Давыдов ничем не рисковал. Да и молодые боярин и дворянин ему нравились: ничем себя не очернили за минувшую зиму, всякий указ наместника исполняли честно и прилежно. Да и за государево добро постояли крепко, не щадя живота своего.
— Вы вправе знать, Фёдор и Алексей, кто на вас зуб точил, — ответил Игнатий. — Опала на вас легла происками князя Ивана Шигоны. Он же теперь от государева двора удалён и, сказывали, простым ратником отправлен в Сторожевой полк на Оку.
— Спасибо, воевода-батюшка, — поблагодарил Фёдор Игнатия, — тяжесть с души сняли, потому как мы перед государем ни в чём не виновны. Не так ли, Алёша? — спросил Фёдор Басманова.
— Истинно так, — подтвердил Алексей.
— То мне ведомо. Да служба для вас не кончилась. Теперь вы поведёте каргопольских ратников против басурман. Поставлю вас обоих сотскими.
— Мы готовы, — ответил Алексей. — Встанем, Федяша? У меня так руки зудят от жажды с басурманами сразиться.
— Ты-то воеводин сын, а я мирской человек, — отшутился Фёдор. — Да где наша не пропадала!
В Каргополе ещё лютовали мартовские морозы, когда молодые воеводы Алексей Басманов и Фёдор Колычев выступили из города во главе двух сотен конных ратников.

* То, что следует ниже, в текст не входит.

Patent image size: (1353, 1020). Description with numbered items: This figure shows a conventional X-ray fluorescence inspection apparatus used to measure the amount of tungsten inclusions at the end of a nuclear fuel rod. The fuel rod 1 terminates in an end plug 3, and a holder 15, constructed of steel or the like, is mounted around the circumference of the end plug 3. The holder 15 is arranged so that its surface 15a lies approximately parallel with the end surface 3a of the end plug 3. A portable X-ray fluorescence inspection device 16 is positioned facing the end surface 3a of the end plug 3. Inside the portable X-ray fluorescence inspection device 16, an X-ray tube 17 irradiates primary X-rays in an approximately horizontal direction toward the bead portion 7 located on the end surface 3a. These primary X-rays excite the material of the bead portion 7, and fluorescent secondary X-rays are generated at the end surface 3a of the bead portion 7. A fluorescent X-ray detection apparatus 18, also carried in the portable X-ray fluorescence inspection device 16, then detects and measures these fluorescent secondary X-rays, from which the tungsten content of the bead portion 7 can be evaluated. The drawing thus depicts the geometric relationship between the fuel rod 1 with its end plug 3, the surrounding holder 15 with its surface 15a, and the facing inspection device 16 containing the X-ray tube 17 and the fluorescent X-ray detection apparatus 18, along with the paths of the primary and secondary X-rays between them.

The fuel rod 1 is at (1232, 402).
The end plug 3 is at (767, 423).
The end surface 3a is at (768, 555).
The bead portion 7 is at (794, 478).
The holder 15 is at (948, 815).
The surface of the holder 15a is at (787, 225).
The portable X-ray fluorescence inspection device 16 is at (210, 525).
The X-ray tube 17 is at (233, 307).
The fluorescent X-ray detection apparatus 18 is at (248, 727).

Купцы, коим северные дороги ведомы более чем кому-либо, подсказали своим землякам и воеводам: «Идите на Бежецкий Верх, туда зимник как стол — скатертью покатитесь. До Волока Дамского дойдёте без помех».
Фёдору не хотелось «катиться скатертью», но у него от волнения забилось сердце: «Так ведь это же через Старицы. Там Ульяшу увижу, матушке с батюшкой поклонюсь».
Так и было. Дальний путь две сотни бывалых охотников-северян одолели за несколько суток. Дневные переходы были долгими, ночной отдых — коротким. И в конце марта Фёдор увидел на окоёме [22] маковки старицких церквей и собора. В Старицы сотни пришли к ночи. В палатах Колычевых ещё не спали. А кто и спал, так с появлением Фёдора все в доме поднялись и началась великая суета. Фёдор же, едва обняв матушку: «Родная, как я по тебе скучал!», едва поклонясь отцу и побывав у него в крепких объятиях, попросил:
22
Окоём — пространство, которое можно окинуть взглядом, горизонт.
— Батюшка, мы с двумя сотнями воинов пришли. Там возле них сотский Алексей Басманов. Как бы их обогреть и накормить?
— Эко лихо, — удивился Степан. — Дело-то знакомое, всех пристроим. — Боярин надел тёплый кафтан, шапку, позвал сына: — Идём же. Тридцать воинов оставь на подворье, в людскую пойдут. Остатних по городу разведём.
— Десятские Глеб, Донат и Микула, ко мне! — распахнув ворота, крикнул Фёдор. Три воина тотчас возникли перед Фёдором. — Ведите своих воев в людскую, а коней — под навес, к коновязи.